Jonathan Bartley has cited Labour’s refusal to join a Remain alliance as a major factor in the Conservative’s election triumph.
Mr. Bartley came second in the Dulwich and West Norwood vote, 51 votes ahead of the Conservative candidate Jane Lyons, with the Liberal Democrats having stood aside to boost his hopes in the constituency.
And Bartley, the co-leader of the Green Party, has criticised Labour failing to join similar alliances across the country, which he felt could have damaged Conservative hopes.
“Labour has to reflect on how it can work with other parties,” Mr Bartley said.
“Labour lost this election, that’s the fact, and they will keep lining up the next Conservative government unless they change.
“A Conservative majority will have dire consequences for this country over the next four and a half years, so it’s a very disappointing night for anyone in a progressive party.
“In 2017, we reached out to Labour and the Lib Dems and got nowhere, but we were thrilled to get somewhere this time.
“There is a progressive majority in this country, but Labour has to play its role.”
Despite the alliance between the Greens and the Lib Dems, both parties failed to make a significant impact on the election.
The Greens were unable to add to Caroline Lucas as their only MP, but Mr Bartley insisted his party’s election campaign was still a success.
“Zac Goldsmith has been unseated as part of our Unite to Remain movement, and that’s a massive win for us to be part of getting rid of a Conservative,” Mr Bartley added.
“The alliance with Plaid Cymru and the Lib Dems was a one-off around a specific issue, and we’ve been showing leadership where other parties have failed to do so.
“What the country lacks more than anything is hope, and the Greens have provided it more than any other party in this election.”
But Bartley himself could have little impact in Dulwich, where Labour’s Helen Hayes held her seat with a majority of over 27,000, her third comprehensive election victory in the last four years.
That success was not mirrored across the country, but Ms.

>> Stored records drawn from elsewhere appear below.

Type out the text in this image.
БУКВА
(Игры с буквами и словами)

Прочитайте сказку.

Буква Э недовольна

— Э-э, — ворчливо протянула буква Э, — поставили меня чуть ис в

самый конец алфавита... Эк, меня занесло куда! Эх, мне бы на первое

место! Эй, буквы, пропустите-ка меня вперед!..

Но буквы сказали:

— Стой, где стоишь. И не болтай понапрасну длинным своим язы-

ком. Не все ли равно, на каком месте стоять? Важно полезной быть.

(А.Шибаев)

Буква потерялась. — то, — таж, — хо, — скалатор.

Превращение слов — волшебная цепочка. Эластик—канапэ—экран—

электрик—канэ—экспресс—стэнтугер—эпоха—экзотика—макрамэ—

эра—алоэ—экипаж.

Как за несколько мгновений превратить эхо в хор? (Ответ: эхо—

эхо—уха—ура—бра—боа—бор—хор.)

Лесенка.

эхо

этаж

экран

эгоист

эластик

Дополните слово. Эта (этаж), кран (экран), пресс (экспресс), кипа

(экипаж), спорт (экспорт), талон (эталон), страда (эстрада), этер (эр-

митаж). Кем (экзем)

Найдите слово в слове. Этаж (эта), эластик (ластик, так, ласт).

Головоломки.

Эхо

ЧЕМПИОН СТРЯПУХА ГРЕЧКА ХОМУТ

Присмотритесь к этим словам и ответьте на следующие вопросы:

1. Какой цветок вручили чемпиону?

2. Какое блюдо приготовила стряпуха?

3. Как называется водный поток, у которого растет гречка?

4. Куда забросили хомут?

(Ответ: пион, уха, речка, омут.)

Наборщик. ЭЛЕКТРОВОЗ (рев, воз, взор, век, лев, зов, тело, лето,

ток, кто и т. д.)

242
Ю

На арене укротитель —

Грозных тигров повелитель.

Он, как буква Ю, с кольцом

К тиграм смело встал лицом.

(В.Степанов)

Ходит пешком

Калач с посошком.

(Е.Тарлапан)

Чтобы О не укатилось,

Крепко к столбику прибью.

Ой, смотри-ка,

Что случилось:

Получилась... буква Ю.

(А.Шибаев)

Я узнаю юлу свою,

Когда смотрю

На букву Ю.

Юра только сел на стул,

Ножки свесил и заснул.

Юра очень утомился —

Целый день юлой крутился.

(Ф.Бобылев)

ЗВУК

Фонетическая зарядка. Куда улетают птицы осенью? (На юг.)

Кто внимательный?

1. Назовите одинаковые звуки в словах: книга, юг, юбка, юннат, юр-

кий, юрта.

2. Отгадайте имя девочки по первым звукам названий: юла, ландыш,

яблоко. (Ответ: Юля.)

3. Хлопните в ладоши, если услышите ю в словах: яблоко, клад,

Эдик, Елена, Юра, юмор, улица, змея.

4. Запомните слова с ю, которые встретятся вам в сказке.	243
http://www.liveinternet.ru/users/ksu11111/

Hayes downplayed the suggestion her party should have stepped aside to aid other parties across the country.
“I said throughout the campaign that there were certain seats where it might have been appropriate to think tactically,” Ms Hayes said.
“But I don’t think that would have made the slightest different to the overall result.
“What we’re seeing in large areas of the country is so overwhelming that tactical voting would not have been the solution.”
And Ms. Hayes has admitted it is a long road back for the Labour Party after such a disappointing night.
“I had hoped and I had worked for a Labour government, and this is a devastating night for our communities,” Ms Hayes added.
“We have to figure out why we’ve lost that trust and confidence across the country, so it’s now a process of building the party back and that’s a complicated story.
“I now have to stay close to my constituency with my fresh mandate to represent them, and stand up for the community every single day in the face of whatever horrors Boris Johnson delivers to us.”